Oracle Cloud Infrastructure Documentation

Visualizing Search Results

You can visualize your Logging Search page results, for both Basic and Advanced Mode searches.

To visualize log data as a chart in Basic Search

You can view log data graphically as a chart in Basic Mode search, along with accompanying tabular data.

Select from the following chart settings:

  • Visualization Type: Select from Stacked Bar, Pie, Donut, or Line. The Stacked Bar and Line charts are organized by default in terms of time (UTC) on the X-axis (datetime), and the chosen Group By logging field. You can hover the mouse over the chart data, which both highlights the area of interest, and displays the data in a tool tip. The Legend in all four chart types also provides an orientation to the displayed chart data.
  • X Axis (stacked bar and line charts only): Select a logging field of interest to replace the default Time in UTC X-axis.
  • Interval (only for stacked bar and line charts, and when datetime is the X Axis): Select from 1 minute, 5 minutes, 15 minutes, 30 minutes, or 1 hour.
  • Group By: Select a logging field to group the results by.

For any chart type being viewed, you can click to expand the <number of> records found list below the chart, which lists the total record sum, and the number of records at each time interval.

To visualize log data as a chart in Advanced Search

Searches can also be visualized during Advanced Mode search. When an advanced query is formulated according to a specific syntax format, the Visualize tab is also available in Advanced Mode, allowing you to view stacked bar, pie, donut, and line charts.

To view charts in Advanced Mode, create your queries using the following syntax:

  • Stacked Bar: 
    summarize count() by <user_selected_field1>,<user_selected_field2(optional)>

    This query returns a table with three columns: <user_selected_field1>,<user_selected_field2>, and count. The chart uses <user_selected_field1> as the x-axis, count for the y-axis, and <user_selected_field2> for the stacked bar group by dimension.

  • Pie: 
    select <log_source> | summarize count() by <user_selected_field>

    This query returns a table with two columns: <user_selected_field> and count.

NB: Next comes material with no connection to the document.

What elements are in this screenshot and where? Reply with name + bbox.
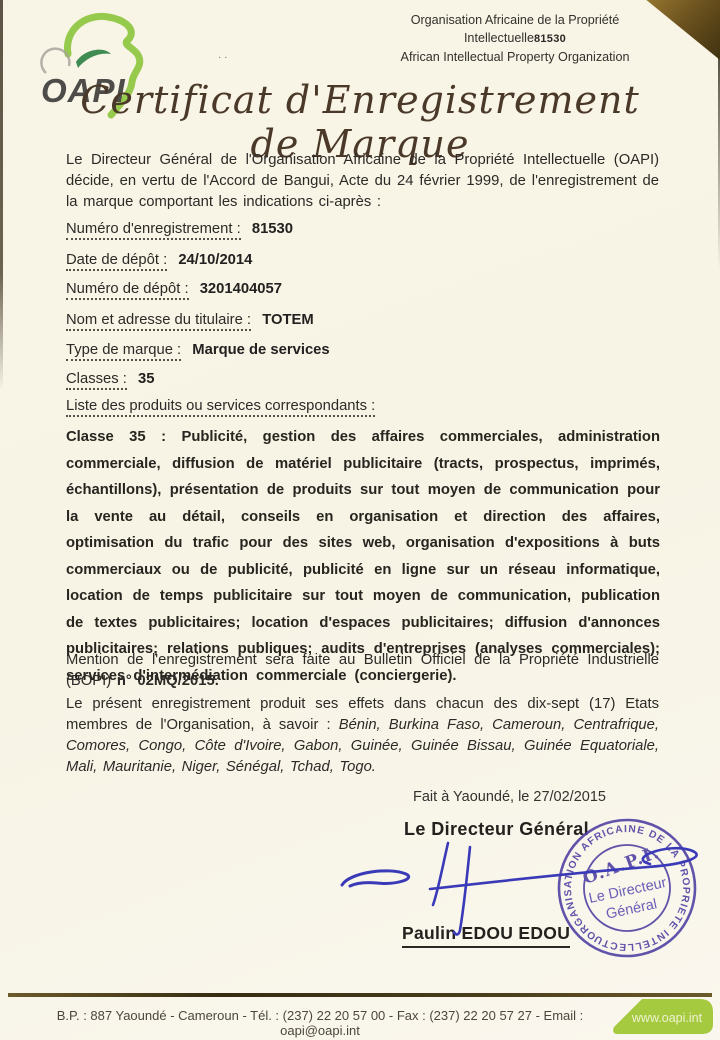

The chart uses <user_selected_field> as the legend, and count for the distribution of the pie chart.

  • Donut: 
    summarize count() by <user_selected_field>

    This query returns a table with two columns: <user_selected_field> and count. The chart uses <user_selected_field> as the legend, and count for the distribution of the donut chart.

  • Line: 
    summarize count() by <user_selected_field1>,<user_selected_field2(optional)>

    The query returns a table with three columns: <user_selected_field1>,<user_selected_field2>, and count. The chart uses <user_selected_field1> as the x-axis, count for the y-axis, and <user_selected_field2> for multiple lines group by dimension.